Around a million Shia pilgrims had gathered for the annual commemoration of the martyrdom of Moussa ibn Jaafar al-Qadim, whom they regard as successor to the Prophet Mohamed. Mortar rounds were fired on the Qadhimiya mosque, where Qadim is buried, and later on gathering pilgrims. Then, rumours that suicide bombers were in the crowd instigated mass panic. As people fled, the railings on the bridge leading to the mosque gave way. Hundreds were plunged into the water. Many were trampled. At least 965 died. It is feared the death toll could rise above 1,000. Hospitals struggled to cope with the sheer numbers of the dead and dying. Most of the victims were women and children.

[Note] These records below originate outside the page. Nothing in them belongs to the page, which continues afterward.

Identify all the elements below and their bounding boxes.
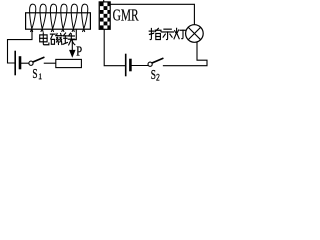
svg-text:S: S	[151, 68, 156, 83]
svg-text:GMR: GMR	[113, 6, 139, 25]
svg-text:P: P	[76, 45, 82, 60]
svg-text:S: S	[32, 67, 37, 82]
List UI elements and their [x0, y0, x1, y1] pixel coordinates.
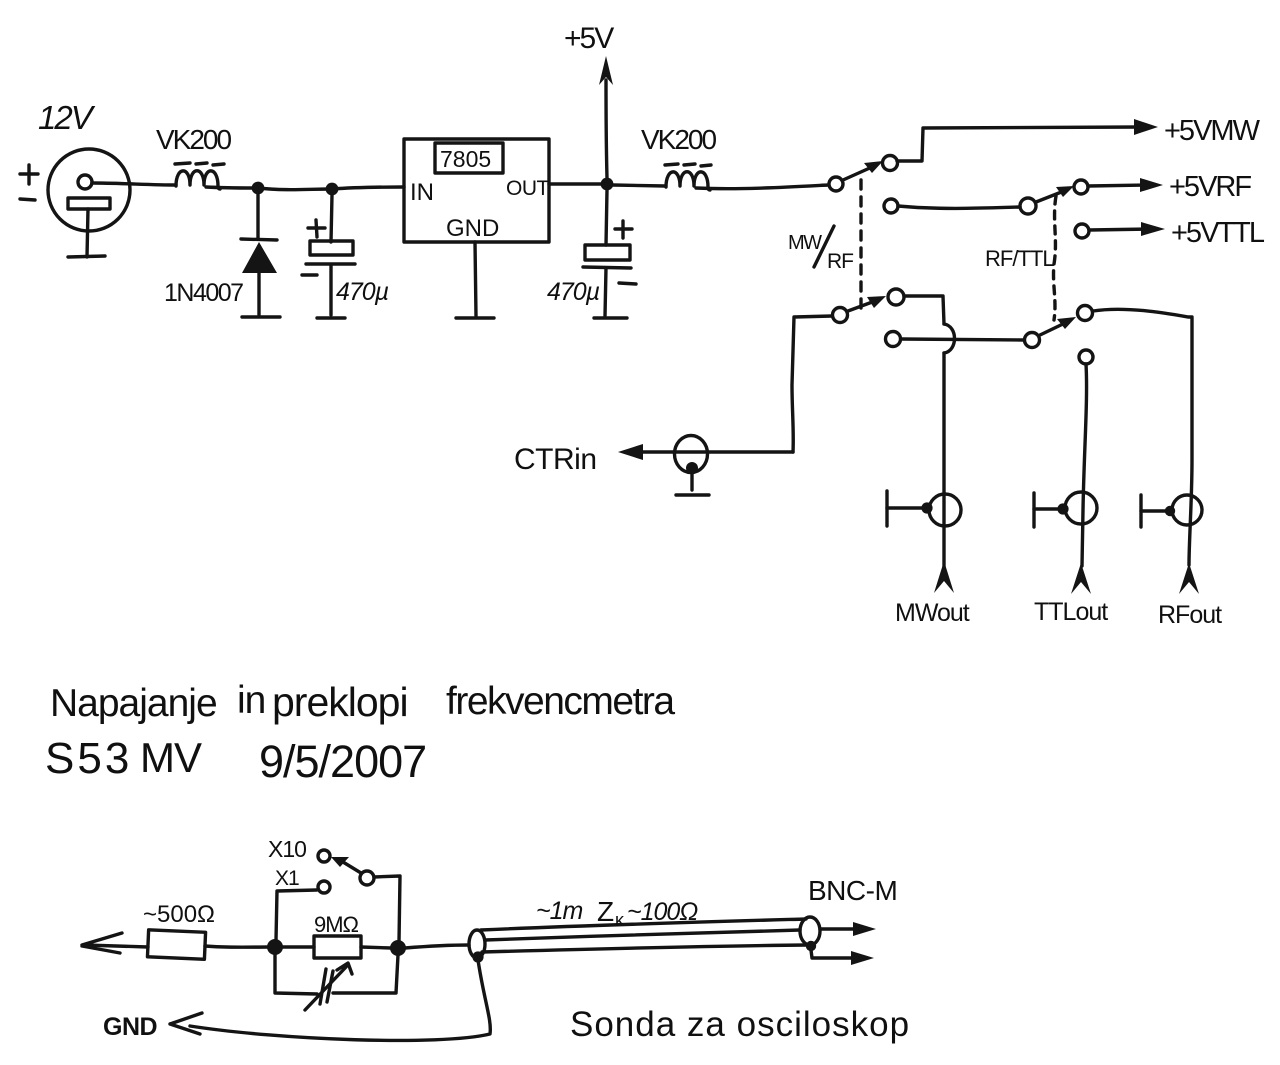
svg-text:9/5/2007: 9/5/2007 — [259, 736, 426, 787]
svg-text:+5VRF: +5VRF — [1169, 171, 1251, 203]
ground (C1) — [317, 316, 345, 319]
svg-text:~1m: ~1m — [536, 897, 583, 925]
svg-text:+5V: +5V — [564, 22, 614, 55]
net +5VTTL contact and arrow — [1075, 217, 1265, 249]
svg-text:S53: S53 — [45, 734, 132, 783]
switch link MW/RF dashed — [859, 180, 862, 308]
net GND arrow and label — [103, 1013, 202, 1041]
svg-text:VK200: VK200 — [156, 124, 231, 155]
svg-text:κ: κ — [615, 910, 625, 930]
capacitor C3 trimmer — [305, 963, 352, 1010]
net RFout arrow and label — [1158, 563, 1222, 629]
label MW/RF — [788, 226, 853, 273]
net +5VRF arrow — [1140, 171, 1251, 203]
regulator U1 7805 — [404, 139, 550, 316]
probe tip arrow — [82, 933, 148, 953]
svg-text:VK200: VK200 — [641, 124, 716, 155]
svg-text:TTLout: TTLout — [1034, 598, 1108, 626]
svg-text:IN: IN — [410, 179, 434, 206]
wire L1 to node — [206, 187, 254, 188]
switch S3 X1/X10 — [268, 836, 400, 942]
svg-text:OUT: OUT — [506, 177, 550, 200]
svg-text:frekvencmetra: frekvencmetra — [446, 680, 675, 723]
switch S2a RF/TTL upper — [1020, 180, 1150, 214]
connector J4 RFout — [1141, 495, 1202, 527]
wire node1 to node2 — [258, 188, 330, 190]
svg-text:X10: X10 — [268, 836, 306, 862]
resistor R1 ~500 ohm — [143, 901, 215, 959]
diode D1 1N4007 — [164, 194, 277, 315]
svg-text:~500Ω: ~500Ω — [143, 901, 215, 928]
ground (J1) — [676, 493, 709, 496]
resistor R2 9M ohm — [314, 912, 361, 958]
wire X1 branch — [276, 890, 317, 940]
net CTRin — [514, 443, 793, 476]
wire GND swoosh — [190, 960, 490, 1040]
svg-text:preklopi: preklopi — [272, 679, 408, 725]
capacitor C1 470u — [302, 195, 389, 315]
node +5V junction dot — [601, 178, 614, 191]
wire node B to coax — [405, 945, 469, 948]
wire 7805 OUT to +5V node — [549, 182, 602, 185]
svg-text:470µ: 470µ — [547, 278, 600, 306]
svg-text:X1: X1 — [275, 867, 299, 890]
wire lower branch — [275, 954, 398, 994]
svg-text:~100Ω: ~100Ω — [627, 898, 698, 926]
svg-text:12V: 12V — [38, 99, 96, 136]
svg-text:+5VTTL: +5VTTL — [1171, 217, 1265, 249]
svg-text:MV: MV — [140, 734, 202, 781]
net shield arrow — [811, 950, 874, 965]
ground (C2) — [594, 316, 627, 319]
node junction dot 1 — [252, 182, 265, 195]
svg-text:BNC-M: BNC-M — [808, 875, 897, 906]
switch S2b RF/TTL lower row — [886, 306, 1193, 566]
wire MWout vertical — [942, 353, 945, 566]
connector J3 TTLout — [1034, 492, 1097, 527]
ground (7805) — [456, 316, 494, 319]
switch S1b MW/RF lower — [833, 289, 945, 324]
switch S1a MW/RF upper — [829, 127, 1143, 191]
svg-text:Z: Z — [597, 896, 614, 927]
wire L2 to switch S1 — [696, 185, 828, 189]
svg-text:in: in — [237, 679, 265, 722]
svg-text:Sonda za osciloskop: Sonda za osciloskop — [570, 1005, 910, 1044]
ground (12V source) — [68, 256, 105, 257]
coax cable W1 — [469, 917, 820, 958]
wire hop MWout over row2 — [944, 324, 955, 353]
12V source B1 — [20, 99, 130, 257]
wire node A to R2 — [282, 945, 314, 948]
svg-text:7805: 7805 — [440, 146, 491, 172]
inductor L2 VK200 — [641, 124, 716, 190]
net +5V arrow — [564, 22, 614, 178]
wire +5V node to L2 — [613, 185, 665, 186]
ground (diode) — [242, 315, 280, 318]
switch link RF/TTL dashed — [1054, 196, 1056, 320]
connector J1 CTRin — [675, 436, 708, 491]
inductor L1 VK200 — [156, 124, 231, 189]
wire TTLout vertical — [1079, 350, 1093, 566]
net +5VMW arrow — [1134, 115, 1261, 147]
wire node2 to 7805 IN — [332, 187, 404, 189]
svg-text:RFout: RFout — [1158, 601, 1222, 629]
net TTLout arrow and label — [1034, 563, 1108, 626]
wire R2 to node B — [361, 947, 391, 948]
svg-text:CTRin: CTRin — [514, 443, 597, 476]
svg-text:MW: MW — [788, 232, 822, 254]
wire 12V to L1 — [92, 183, 176, 185]
node A junction dot — [267, 939, 283, 955]
node B junction dot — [390, 940, 406, 956]
svg-text:470µ: 470µ — [336, 278, 389, 306]
svg-text:Napajanje: Napajanje — [50, 682, 217, 725]
net center conductor arrow — [820, 922, 876, 936]
label coax — [536, 896, 698, 930]
net MWout arrow and label — [895, 561, 970, 627]
wire CTRin riser — [792, 316, 832, 452]
svg-text:9MΩ: 9MΩ — [314, 912, 359, 937]
capacitor C2 470u — [547, 190, 636, 316]
svg-text:+5VMW: +5VMW — [1164, 115, 1261, 147]
connector J2 MWout — [887, 491, 961, 526]
svg-text:RF/TTL: RF/TTL — [985, 246, 1054, 271]
wire S1b row to S2 — [884, 199, 1020, 213]
svg-text:GND: GND — [103, 1013, 157, 1041]
node coax shield dot left — [472, 951, 483, 962]
svg-text:MWout: MWout — [895, 599, 970, 627]
svg-text:1N4007: 1N4007 — [164, 279, 243, 307]
node coax shield dot right — [806, 941, 816, 951]
svg-text:RF: RF — [827, 250, 853, 273]
svg-text:GND: GND — [446, 215, 499, 242]
wire R1 to node A — [205, 946, 269, 947]
node junction dot 2 — [326, 183, 339, 196]
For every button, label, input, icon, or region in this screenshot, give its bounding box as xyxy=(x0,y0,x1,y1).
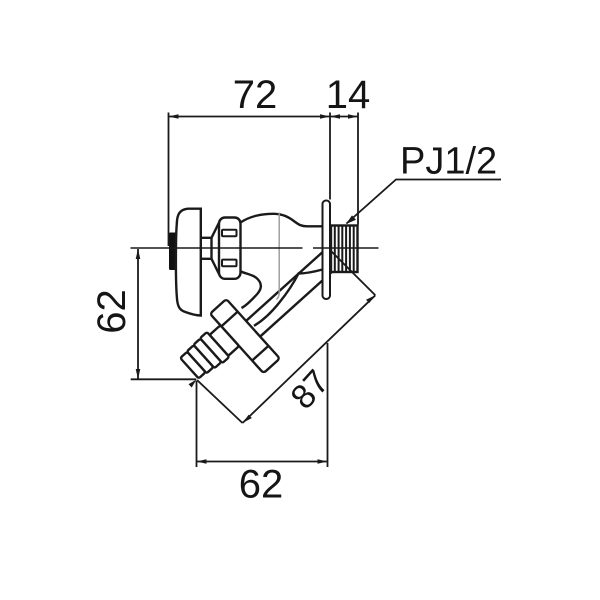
hose barb rib 4 (tip) xyxy=(180,352,205,379)
bottom dimension 62 xyxy=(196,381,198,467)
svg-text:PJ1/2: PJ1/2 xyxy=(400,141,497,183)
extension line bottom of left 62 xyxy=(131,378,197,380)
svg-text:62: 62 xyxy=(90,289,134,334)
body underside hook xyxy=(240,271,261,308)
arrow 14 right xyxy=(348,114,358,119)
arrow 14 left xyxy=(330,114,340,119)
wire tube lower edge xyxy=(260,272,332,337)
hose barb rib 1 xyxy=(200,332,229,363)
centerline (valve axis) xyxy=(131,247,303,249)
extension at tip end xyxy=(197,380,243,423)
taper cone bottom xyxy=(212,259,220,274)
body top outline xyxy=(241,214,323,227)
handle screw (black) xyxy=(169,233,178,271)
hex coupling nut on spout xyxy=(210,299,280,373)
threaded inlet PJ1/2 xyxy=(331,226,358,273)
hose barb rib 2 xyxy=(193,339,221,369)
bottom dim line xyxy=(197,461,328,463)
taper cone top xyxy=(212,223,220,238)
dimension 14: extension line right xyxy=(357,113,359,225)
extension right of bottom 62 xyxy=(327,343,329,467)
leader line PJ1/2 xyxy=(347,180,502,224)
arrow 87 upper xyxy=(366,295,375,303)
left dimension 62: dim line xyxy=(137,249,139,379)
arrow 72 left xyxy=(169,114,179,119)
diagonal dim line xyxy=(243,295,376,423)
body contour line xyxy=(277,213,280,300)
nut facet line 2 xyxy=(252,346,268,361)
arrow bottom62 right xyxy=(318,459,328,464)
sleeve xyxy=(210,325,240,356)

The insurgents may not have deliberately engineered the stampede, but they clearly created the fear that led to it. And the Sunni-led insurgency has shown no compunction in targeting Shia pilgrims in the past. In March last year, suicide bombers killed 180 people in simultaneous attacks on Shia shrines in Baghdad and Karbala. In August 2003, a car bomb exploded outside a mosque in Najaf, killing 85, among them the respected Shia leader Ayatollah Mohammed Bakr al-Hakim. But the scale of the bloodshed makes yesterday different.

So does the timing. Iraq's future is poised on a knife-edge. The long-awaited constitution was presented to the National Assembly at the weekend. But not with the support of the Sunni representatives on the negotiating committee. Sunni leaders are now determined to veto the document in October's referendum. In one sense this can be regarded as an improvement on the Sunni refusal to vote in last year's elections. But a rejection of the constitution would do nothing to promote stability in Iraq. And Sunni resistance to a settlement seen as suited to Iraq's Kurdish and Shia communities is unlikely to be wholly democratic in nature. Iraq must brace itself for more bombings.

What is more, there are reasons to fear that this latest attack has the potential to push Iraq to a new level of violence. Attacks by Sunni insurgents in the Shia heartlands in the south have prompted demands for revenge. But these have been quashed by the Shia leaders in the Supreme Council for Islamic Revolution in Iraq. And the most powerful Shia cleric in the country, the Grand Ayatollah Ali al-Sistani, has been steadfast in countering calls for retribution. This is what has saved Iraq from civil war so far.

But the mortar attack appears to have been aimed at the minority Shia population in the north, who are mostly followers of the young cleric Moqtada al-Sadr. The bonds between Sadr and the Shia leadership are already under strain - last week there were clashes between Sadr's supporters and the Iranian-backed Shia militia of the south. This latest tragedy has the potential to shatter the Shia consensus of restraint.

All this serves to emphasise, yet again, the urgent need for a political settlement in Iraq. Sadr fears an overly federalist constitution just as much as the Sunnis, since it could deprive his northern followers of the benefits of Iraq's oil revenues. Unless a compromise is made between those demanding regional autonomy and those opposed to any form of federalism, Iraq has no obvious route out of the violence. But the sad truth is that each new atrocity - such as occurred yesterday - pushes the prospect of peace even further away.